On May 28, the United States Department of Justice unsealed an indictment against 26 North Korean and Chinese individuals for processing at least $2.5 billion in illegal payments between 2013 and 2020. These individuals, all employees of North Korea’s Foreign Trade Bank (FTB), allegedly used over 250 front companies registered in Hong Kong, China, Russia, and Thailand to launder funds for the North Korean government.
By looking into the companies and individuals mentioned in the indictment, we uncovered a larger network of potential illicit activity.
- One front company is owned by an individual who has been sanctioned by the U.S. Treasury and continues to operate China-based companies, one of which has exported millions of dollars of goods to North Korea.
- Directors of two of the FTB fronts operate two additional Hong Kong and China-based companies that have not been publicly named
The Ruizhi Resources Network
Previous Regulatory Action
According to the indictment, Ruizhi Resources is a front company for Dandong Zhicheng Metallic Material Co. Ltd. Dandong Zhicheng has been subject to previous U.S. regulatory action for its support of North Korea.
In August 2017, the U.S. Department of the Treasury’s Office of Foreign Assets Control (OFAC) sanctioned Dandong Zhicheng and its majority shareholder, Chi Yupeng, for exporting coal to North Korea. The same month, the Department of Justice also filed an asset forfeiture complaint against Ruizhi Resources, Dandong Zhicheng, and Chi Yupeng for laundering money on behalf of North Korea.
The May 28 indictment states that in 2016, Ruizhi Resources and Dandong Zhicheng sent over $1 million to an offshore branch of a Chinese FTB front company, Liaoning Yuzheng International Trading. According to commercial trade data provided by Panjiva, this company had previously sent hundreds of thousands of dollars of goods to North Korea.

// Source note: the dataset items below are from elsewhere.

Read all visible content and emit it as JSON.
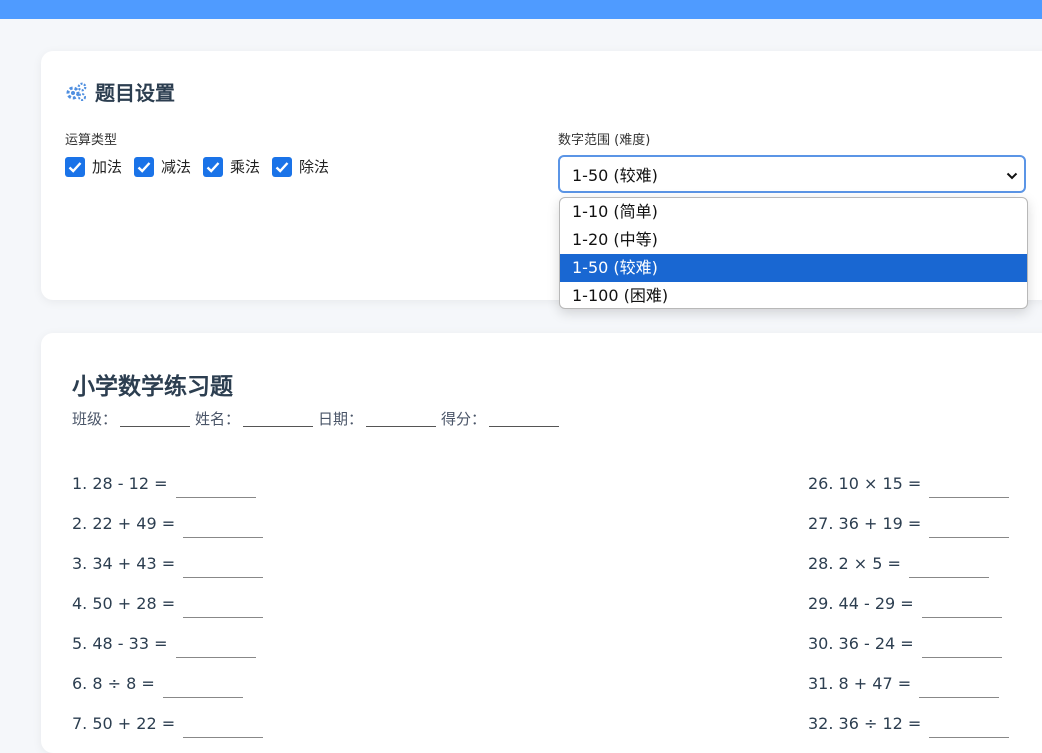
{
  "settings": {
    "title": "题目设置",
    "op_type_label": "运算类型",
    "operations": [
      {
        "label": "加法",
        "checked": true
      },
      {
        "label": "减法",
        "checked": true
      },
      {
        "label": "乘法",
        "checked": true
      },
      {
        "label": "除法",
        "checked": true
      }
    ],
    "range_label": "数字范围 (难度)",
    "range_selected": "1-50 (较难)",
    "range_options": [
      "1-10 (简单)",
      "1-20 (中等)",
      "1-50 (较难)",
      "1-100 (困难)"
    ]
  },
  "sheet": {
    "title": "小学数学练习题",
    "fields": [
      "班级：",
      "姓名：",
      "日期：",
      "得分："
    ],
    "left_questions": [
      "1. 28 - 12 =",
      "2. 22 + 49 =",
      "3. 34 + 43 =",
      "4. 50 + 28 =",
      "5. 48 - 33 =",
      "6. 8 ÷ 8 =",
      "7. 50 + 22 ="
    ],
    "right_questions": [
      "26. 10 × 15 =",
      "27. 36 + 19 =",
      "28. 2 × 5 =",
      "29. 44 - 29 =",
      "30. 36 - 24 =",
      "31. 8 + 47 =",
      "32. 36 ÷ 12 ="
    ]
  },
  "colors": {
    "accent": "#4f9bff",
    "checkbox": "#1a73e8",
    "selected_option": "#1967d2"
  }
}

Chi Yupeng’s Additional Companies in China
Chi is still a majority shareholder of Dandong Zhicheng, according to Chinese public records. He is also the 85 percent shareholder of two additional active companies in Dandong, neither of which has been sanctioned: Dandong Honesty Trading Co. Ltd. and Dandong Sincerity New Energy Co. Ltd. Both of these companies appear to be legally blocked, according to OFAC’s guidance on majority beneficial ownership by sanctioned entities.
Panjiva’s trade data shows that between 2015 and 2017, Dandong Sincerity exported $5.7 million of goods to North Korea, including goods marked with the H.S. codes for chemical products, plastics, and petroleum – actions that may themselves have been subject to U.S. sanctions per Executive Order 13722 (2016).
After OFAC sanctioned Chi Yupeng in August 2017, Dandong Sincerity continued operations, shipping over $500,000 worth of chemical products and plastics to India, the Netherlands, Georgia, South Korea, Vietnam, and Indonesia. Dandong Sincerity’s global reach presents a risk that trading partners may have unwittingly supported the North Korean money laundering network.
Liaoning Yuzheng and Dandong Sincerity’s record of trade with North Korea demonstrates how the indicted network could have engaged in material support of the North Korean regime. It also indicates the real risk that countries with seemingly low exposure to North Korea may be unwittingly supporting a North Korean front company.
Other Front Company Directors Continue to Operate Businesses
China Unitech Industry
Although this company was deregistered in 2016, corporate records show that Nan Xianhao is still the director and sole shareholder of another active Hong Kong company named Heng Xin Cheng International Co. Ltd. Since Heng Xin Cheng shares a director and sole shareholder with a North Korean front company allegedly used for money laundering, it presents a high risk of engaging in the same behavior.
Hong Kong Vast International Trade
In addition, a front company for Beijing’s FTB branch, Hong Kong Vast International Trade Co Ltd., allegedly wired approximately $14 million through a Chinese bank in 2015. Although the indictment doesn’t state the recipients of all these payments, it does specify that this included $248,000 to a front company for Korea Kwangson Bank, a sanctioned North Korean bank.
The director and sole shareholder of Hong Kong Vast, which dissolved in 2017, was a Chinese national named Che Haofan with an address in Yanji City, Jilin Province, China. Chinese public records show that an individual also named Che Haofan — a relatively uncommon name in China — is the director and 100 percent shareholder of a Yanji City-based company named Yanbian Daming Trading Co. Ltd.
Given the name and location match between two Che Haofans, we assess that these are likely the same individual. If that’s the case, then the director of a now-closed FTB front company is still operating a company in China, which could be used to provide similar support to North Korea.